Run the GUI yourself for an open-ended live view, especially of structs/arrays. It's a standalone app that opens its own connection to OpenOCD, so it works fine alongside any AI session driving the same target — but it is not an MCP tool, so the AI cannot open it for you; run it directly:

openocd-watch tick_count sensor_value --elf path/to/firmware.elf
# or, if elf_file is set in openocd-mcp.json:
openocd-watch tick_count sensor_value

It samples the variables without halting the CPU and refreshes a tree in a window. Add entries with the box (press Enter or Add) and remove a selected row with Remove (or the Delete key). Each entry is resolved automatically and can be:

  • a variable name (uwTick, commsService) → looked up in the ELF; if it's a struct, union, or array it gets an expand triangle, and its members/elements are shown auto-typed from DWARF (signed, float, pointer, enum, bitfields, nested structs). Enums show the symbolic name (STATE_HEATING (1)), and C bitfields show just their own bit(s) rather than the whole storage word;
  • a hex address with optional size (0x20000000, 0x20000000:2) → read directly.

A Format dropdown switches how values are shown — Auto (by C type) / Hex / Decimal / Signed / Float (f32) / Binary — and re-renders instantly. Use --interval to change the poll rate, --format to set the initial format, or --samples N for a headless printout. Requires Tkinter (ships with standard Python) and a debug build (-g) for the type info.
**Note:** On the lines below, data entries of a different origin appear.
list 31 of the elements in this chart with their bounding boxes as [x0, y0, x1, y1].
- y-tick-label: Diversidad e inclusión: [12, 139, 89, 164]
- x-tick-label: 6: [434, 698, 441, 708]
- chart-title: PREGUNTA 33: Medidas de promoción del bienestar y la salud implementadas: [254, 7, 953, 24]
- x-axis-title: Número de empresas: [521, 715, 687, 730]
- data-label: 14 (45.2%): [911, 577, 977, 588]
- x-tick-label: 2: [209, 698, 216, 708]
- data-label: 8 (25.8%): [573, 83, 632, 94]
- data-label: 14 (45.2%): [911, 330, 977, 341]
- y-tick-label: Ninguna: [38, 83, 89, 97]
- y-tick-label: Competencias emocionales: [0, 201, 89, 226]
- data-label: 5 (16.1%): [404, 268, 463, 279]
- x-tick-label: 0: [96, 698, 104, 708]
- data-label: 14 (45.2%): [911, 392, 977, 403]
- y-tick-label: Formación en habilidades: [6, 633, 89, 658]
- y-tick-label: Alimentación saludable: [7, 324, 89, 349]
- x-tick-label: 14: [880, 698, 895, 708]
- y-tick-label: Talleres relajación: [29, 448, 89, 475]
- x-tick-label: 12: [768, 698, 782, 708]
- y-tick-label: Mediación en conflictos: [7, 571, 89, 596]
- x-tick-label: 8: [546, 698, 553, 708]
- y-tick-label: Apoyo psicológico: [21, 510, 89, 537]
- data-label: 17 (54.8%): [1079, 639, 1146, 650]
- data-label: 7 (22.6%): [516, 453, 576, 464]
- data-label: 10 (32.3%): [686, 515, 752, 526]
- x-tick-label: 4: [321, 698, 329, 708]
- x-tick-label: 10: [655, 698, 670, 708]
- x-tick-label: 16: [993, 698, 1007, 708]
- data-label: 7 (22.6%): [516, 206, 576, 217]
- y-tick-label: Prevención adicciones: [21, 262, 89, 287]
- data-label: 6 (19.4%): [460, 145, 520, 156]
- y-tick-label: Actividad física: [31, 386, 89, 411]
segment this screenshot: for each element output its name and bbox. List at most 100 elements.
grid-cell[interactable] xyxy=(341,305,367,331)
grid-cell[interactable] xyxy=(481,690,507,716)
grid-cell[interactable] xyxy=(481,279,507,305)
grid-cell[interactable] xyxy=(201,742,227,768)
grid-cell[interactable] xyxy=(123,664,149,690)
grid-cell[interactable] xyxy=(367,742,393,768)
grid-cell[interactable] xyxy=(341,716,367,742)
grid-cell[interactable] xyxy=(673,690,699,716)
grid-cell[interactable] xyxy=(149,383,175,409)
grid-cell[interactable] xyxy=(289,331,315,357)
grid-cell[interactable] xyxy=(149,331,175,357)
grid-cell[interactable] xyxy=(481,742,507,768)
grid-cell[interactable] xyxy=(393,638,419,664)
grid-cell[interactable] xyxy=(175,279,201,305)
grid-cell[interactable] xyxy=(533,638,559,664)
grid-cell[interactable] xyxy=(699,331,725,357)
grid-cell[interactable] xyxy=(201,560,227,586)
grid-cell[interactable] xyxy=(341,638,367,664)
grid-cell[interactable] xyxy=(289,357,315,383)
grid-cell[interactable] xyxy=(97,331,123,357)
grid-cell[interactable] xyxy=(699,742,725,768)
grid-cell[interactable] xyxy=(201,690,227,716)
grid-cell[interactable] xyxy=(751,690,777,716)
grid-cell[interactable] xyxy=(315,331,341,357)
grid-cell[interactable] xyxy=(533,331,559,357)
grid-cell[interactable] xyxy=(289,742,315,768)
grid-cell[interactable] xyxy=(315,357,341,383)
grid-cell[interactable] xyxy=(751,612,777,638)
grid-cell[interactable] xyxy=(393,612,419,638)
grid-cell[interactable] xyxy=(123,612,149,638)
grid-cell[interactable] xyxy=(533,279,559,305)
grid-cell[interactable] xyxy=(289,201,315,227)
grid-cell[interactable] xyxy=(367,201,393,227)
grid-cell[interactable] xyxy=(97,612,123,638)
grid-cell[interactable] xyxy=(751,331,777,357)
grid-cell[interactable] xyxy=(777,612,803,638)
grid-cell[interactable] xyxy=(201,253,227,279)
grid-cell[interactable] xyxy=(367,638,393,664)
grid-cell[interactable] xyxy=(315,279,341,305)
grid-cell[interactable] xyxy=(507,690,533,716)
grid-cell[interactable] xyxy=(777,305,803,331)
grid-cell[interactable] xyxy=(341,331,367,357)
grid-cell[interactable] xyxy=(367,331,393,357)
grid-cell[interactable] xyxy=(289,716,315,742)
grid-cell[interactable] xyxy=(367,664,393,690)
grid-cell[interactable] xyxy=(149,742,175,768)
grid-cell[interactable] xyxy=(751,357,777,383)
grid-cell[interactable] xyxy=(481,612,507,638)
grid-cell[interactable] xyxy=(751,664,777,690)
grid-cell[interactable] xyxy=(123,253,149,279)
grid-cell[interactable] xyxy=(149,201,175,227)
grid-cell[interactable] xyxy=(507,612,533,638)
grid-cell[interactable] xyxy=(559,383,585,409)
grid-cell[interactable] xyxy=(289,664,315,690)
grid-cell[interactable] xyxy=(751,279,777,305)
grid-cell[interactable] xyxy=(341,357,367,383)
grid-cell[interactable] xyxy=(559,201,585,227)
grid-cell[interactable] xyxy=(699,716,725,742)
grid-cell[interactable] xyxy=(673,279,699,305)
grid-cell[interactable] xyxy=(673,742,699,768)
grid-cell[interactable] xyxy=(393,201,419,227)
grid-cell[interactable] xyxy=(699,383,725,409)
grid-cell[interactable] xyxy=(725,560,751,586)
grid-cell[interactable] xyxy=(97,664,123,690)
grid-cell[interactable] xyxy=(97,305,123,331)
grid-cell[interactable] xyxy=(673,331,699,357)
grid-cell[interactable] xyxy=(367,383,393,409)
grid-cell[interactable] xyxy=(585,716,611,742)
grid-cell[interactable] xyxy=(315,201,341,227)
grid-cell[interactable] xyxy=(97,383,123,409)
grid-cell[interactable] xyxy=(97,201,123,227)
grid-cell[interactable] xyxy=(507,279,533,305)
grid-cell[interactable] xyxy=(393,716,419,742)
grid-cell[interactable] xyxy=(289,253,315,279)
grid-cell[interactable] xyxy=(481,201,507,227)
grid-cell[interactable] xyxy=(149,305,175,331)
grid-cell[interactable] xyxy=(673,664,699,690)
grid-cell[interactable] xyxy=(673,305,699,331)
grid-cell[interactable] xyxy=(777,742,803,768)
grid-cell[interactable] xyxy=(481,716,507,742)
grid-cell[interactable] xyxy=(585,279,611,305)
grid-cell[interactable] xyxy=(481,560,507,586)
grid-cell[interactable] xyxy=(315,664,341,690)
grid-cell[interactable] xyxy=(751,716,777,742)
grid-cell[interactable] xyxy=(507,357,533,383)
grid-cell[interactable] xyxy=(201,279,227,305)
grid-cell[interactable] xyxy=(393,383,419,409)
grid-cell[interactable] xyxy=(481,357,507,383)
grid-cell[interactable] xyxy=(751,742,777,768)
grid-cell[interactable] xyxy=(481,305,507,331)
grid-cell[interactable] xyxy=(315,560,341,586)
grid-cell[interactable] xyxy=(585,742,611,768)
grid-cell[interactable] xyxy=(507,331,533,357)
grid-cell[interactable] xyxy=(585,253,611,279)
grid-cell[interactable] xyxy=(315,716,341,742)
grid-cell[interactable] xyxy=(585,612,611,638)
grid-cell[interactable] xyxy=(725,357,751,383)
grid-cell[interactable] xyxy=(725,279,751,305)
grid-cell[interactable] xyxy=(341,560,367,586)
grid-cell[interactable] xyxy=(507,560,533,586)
If OpenOCD isn't already running, add --autostart and the window launches it for you (and stops it on close) — fully standalone, no AI client or .bat needed:

openocd-watch uwTick xTickCount --elf path/to/firmware.elf --autostart --target target/stm32g0x.cfg

CPU core registers (r0, pc, sp, …) require the target to be halted — the AI halts first when needed. Memory, variables, and peripheral registers are memory-mapped and can be read while the CPU is running (as the live-watch window does). The first connect of a session starts OpenOCD automatically.

Safety / permissions

Mutating operations are gated so the agent can't damage a target unexpectedly. Reads are always allowed; the gates apply to writes, flashing, erasing, and the raw-command escape hatch.

Permission Default Gates
read_only false master switch — blocks all writes/flash/erase/raw
allow_memory_write true write_memory, write_variable, write_register, write_peripheral_register
allow_flash true flash_write (program)
allow_flash_erase false flash_erase_sector (destructive — opt in)
allow_raw_command true run_command (can bypass other limits)
flash_allowed_paths [] (any) restrict flash_write to files under these dirs
flash_max_bytes 0 (no limit) reject flashing files larger than this

Set them three ways (later wins):

  1. A permissions object in openocd-mcp.json (see openocd-mcp.example.json).
  2. The set_permissions tool at runtime — e.g. ask the AI to "make the target read-only" or "allow flash erase for this session".
  3. The OPENOCD_MCP_READONLY=1 environment variable (forces read-only).

A blocked call returns a clear BLOCKED: … message explaining which permission to enable. show_config lists the active permissions.